Abstract

The site-selectivity in the hydrogen transfer step(s) which result in propene and water loss from metastable oxonium ions generated as CH3CHO+CH2CH2CH3 have been investigated by deuteriumlabelling experiments. Propene elimination proceeds predominantly by transfer of a hydrogen atom from the initial propyl substituent to oxygen. However, the site-selectivity for this process is inconsistent with β-hydrogen transfer involving a four-centre transition state.

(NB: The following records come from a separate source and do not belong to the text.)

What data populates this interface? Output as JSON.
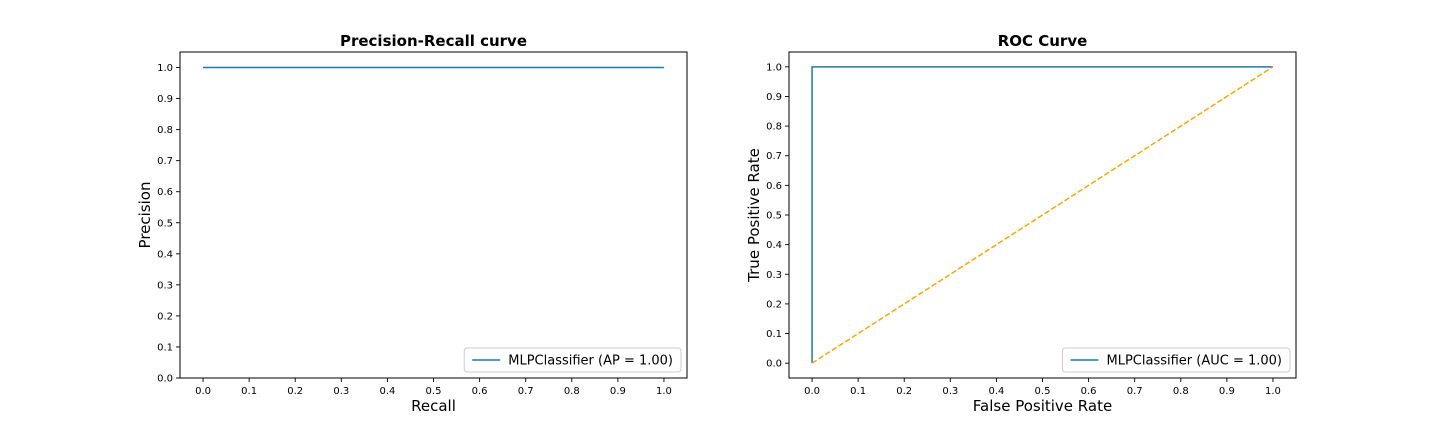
{
  "chart_data": [
    {
      "type": "line",
      "title": "Precision-Recall curve",
      "xlabel": "Recall",
      "ylabel": "Precision",
      "xlim": [
        -0.05,
        1.05
      ],
      "ylim": [
        0.0,
        1.05
      ],
      "xticks": [
        "0.0",
        "0.1",
        "0.2",
        "0.3",
        "0.4",
        "0.5",
        "0.6",
        "0.7",
        "0.8",
        "0.9",
        "1.0"
      ],
      "yticks": [
        "0.0",
        "0.1",
        "0.2",
        "0.3",
        "0.4",
        "0.5",
        "0.6",
        "0.7",
        "0.8",
        "0.9",
        "1.0"
      ],
      "grid": false,
      "legend_position": "lower-right",
      "series": [
        {
          "name": "MLPClassifier (AP = 1.00)",
          "color": "#1f77b4",
          "style": "solid",
          "x": [
            0.0,
            1.0
          ],
          "y": [
            1.0,
            1.0
          ]
        }
      ]
    },
    {
      "type": "line",
      "title": "ROC Curve",
      "xlabel": "False Positive Rate",
      "ylabel": "True Positive Rate",
      "xlim": [
        -0.05,
        1.05
      ],
      "ylim": [
        -0.05,
        1.05
      ],
      "xticks": [
        "0.0",
        "0.1",
        "0.2",
        "0.3",
        "0.4",
        "0.5",
        "0.6",
        "0.7",
        "0.8",
        "0.9",
        "1.0"
      ],
      "yticks": [
        "0.0",
        "0.1",
        "0.2",
        "0.3",
        "0.4",
        "0.5",
        "0.6",
        "0.7",
        "0.8",
        "0.9",
        "1.0"
      ],
      "grid": false,
      "legend_position": "lower-right",
      "series": [
        {
          "name": "MLPClassifier (AUC = 1.00)",
          "color": "#1f77b4",
          "style": "solid",
          "x": [
            0.0,
            0.0,
            1.0
          ],
          "y": [
            0.0,
            1.0,
            1.0
          ]
        },
        {
          "name": "",
          "color": "#ffa500",
          "style": "dashed",
          "x": [
            0.0,
            1.0
          ],
          "y": [
            0.0,
            1.0
          ]
        }
      ]
    }
  ]
}
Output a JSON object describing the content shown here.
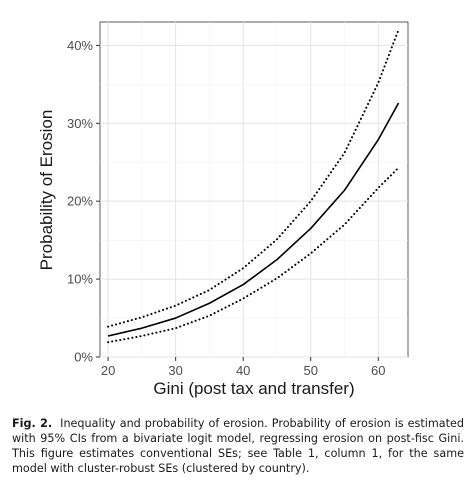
{
  "caption": {
    "label": "Fig. 2.",
    "text": "Inequality and probability of erosion. Probability of erosion is estimated with 95% CIs from a bivariate logit model, regressing erosion on post-fisc Gini. This figure estimates conventional SEs; see Table 1, column 1, for the same model with cluster-robust SEs (clustered by country)."
  },
  "chart_data": {
    "type": "line",
    "title": "",
    "xlabel": "Gini (post tax and transfer)",
    "ylabel": "Probability of Erosion",
    "xlim": [
      18.8,
      64.4
    ],
    "ylim": [
      0,
      0.43
    ],
    "x_ticks": [
      20,
      30,
      40,
      50,
      60
    ],
    "x_tick_labels": [
      "20",
      "30",
      "40",
      "50",
      "60"
    ],
    "y_ticks": [
      0,
      0.1,
      0.2,
      0.3,
      0.4
    ],
    "y_tick_labels": [
      "0%",
      "10%",
      "20%",
      "30%",
      "40%"
    ],
    "grid": true,
    "legend": "none",
    "x": [
      20,
      25,
      30,
      35,
      40,
      45,
      50,
      55,
      60,
      63
    ],
    "series": [
      {
        "style": "solid",
        "color": "#000000",
        "values": [
          0.027,
          0.037,
          0.05,
          0.069,
          0.093,
          0.125,
          0.165,
          0.214,
          0.279,
          0.326
        ]
      },
      {
        "style": "dotted",
        "color": "#000000",
        "values": [
          0.039,
          0.051,
          0.066,
          0.086,
          0.114,
          0.151,
          0.2,
          0.262,
          0.352,
          0.42
        ]
      },
      {
        "style": "dotted",
        "color": "#000000",
        "values": [
          0.019,
          0.027,
          0.037,
          0.053,
          0.075,
          0.101,
          0.133,
          0.17,
          0.217,
          0.243
        ]
      }
    ]
  }
}
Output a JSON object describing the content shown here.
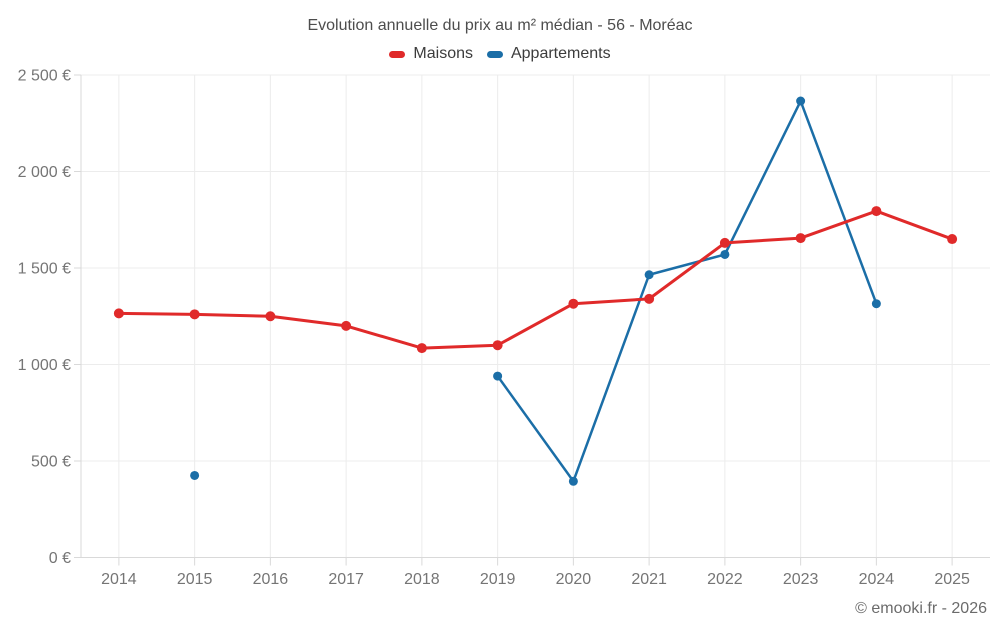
{
  "chart_data": {
    "type": "line",
    "title": "Evolution annuelle du prix au m² médian - 56 - Moréac",
    "x": [
      2014,
      2015,
      2016,
      2017,
      2018,
      2019,
      2020,
      2021,
      2022,
      2023,
      2024,
      2025
    ],
    "series": [
      {
        "name": "Maisons",
        "color": "#e02a2a",
        "line_width": 3,
        "point_radius": 5,
        "values": [
          1265,
          1260,
          1250,
          1200,
          1085,
          1100,
          1315,
          1340,
          1630,
          1655,
          1795,
          1650
        ]
      },
      {
        "name": "Appartements",
        "color": "#1b6ea7",
        "line_width": 2.5,
        "point_radius": 4.5,
        "values": [
          null,
          425,
          null,
          null,
          null,
          940,
          395,
          1465,
          1570,
          2365,
          1315,
          null
        ]
      }
    ],
    "ylim": [
      0,
      2500
    ],
    "y_ticks": [
      {
        "value": 0,
        "label": "0 €"
      },
      {
        "value": 500,
        "label": "500 €"
      },
      {
        "value": 1000,
        "label": "1 000 €"
      },
      {
        "value": 1500,
        "label": "1 500 €"
      },
      {
        "value": 2000,
        "label": "2 000 €"
      },
      {
        "value": 2500,
        "label": "2 500 €"
      }
    ],
    "grid": true,
    "legend_position": "top"
  },
  "footer": {
    "copyright": "© emooki.fr - 2026"
  },
  "colors": {
    "grid": "#ececec",
    "axis": "#d9d9d9",
    "tick_label": "#757575",
    "title_text": "#4d4d4d",
    "legend_text": "#3c3c3c",
    "copyright_text": "#6b6b6b"
  }
}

The preference for apparent α- or γ-hydrogen transfer is interpreted by a mechanism in which the initial propyl cation accessible by stretching the appropriate bond in CH3CHO+CH2CH2CH3 isomerizes unidirectionally to an isopropyl cation, which then undergoes proton abstraction from either methyl group {CH3CHO+CH2CH2CH3→ CH3CHO+CH2CH2CH3→[CH3CHO +CH(CH3)2]→[CH3CHOH+ CH3CHCH2]}. This mechanism involving ion-neutral complexes can be elaborated to accommodate the minor contribution of expulsion of propene containing hydrogen atoms originally located on the two-carbon chain. Water elimination resembles propene loss insofar as there is a strong preference for selecting the hydrogen atoms from the α- and γ-positions of the initial propyl group. The bulk of water loss is explicable by an extension of the mechanism for propene loss, with the result that one hydrogen atom is eventually transferred to oxygen from each of the two methyl groups in the complex [CH3CHO +CH (CH3)2]. This site-selectivity is strikingly different from that (almost random participation of the seven hydrogen atoms of the propyl substituent) encountered in the corresponding fragmentation of the lower homologue CH2O+CH2CH2CH3. This contrast is explained in terms of the differences in the relative energetics and associated rates of the cation rearrangement and hydrogen transfer steps.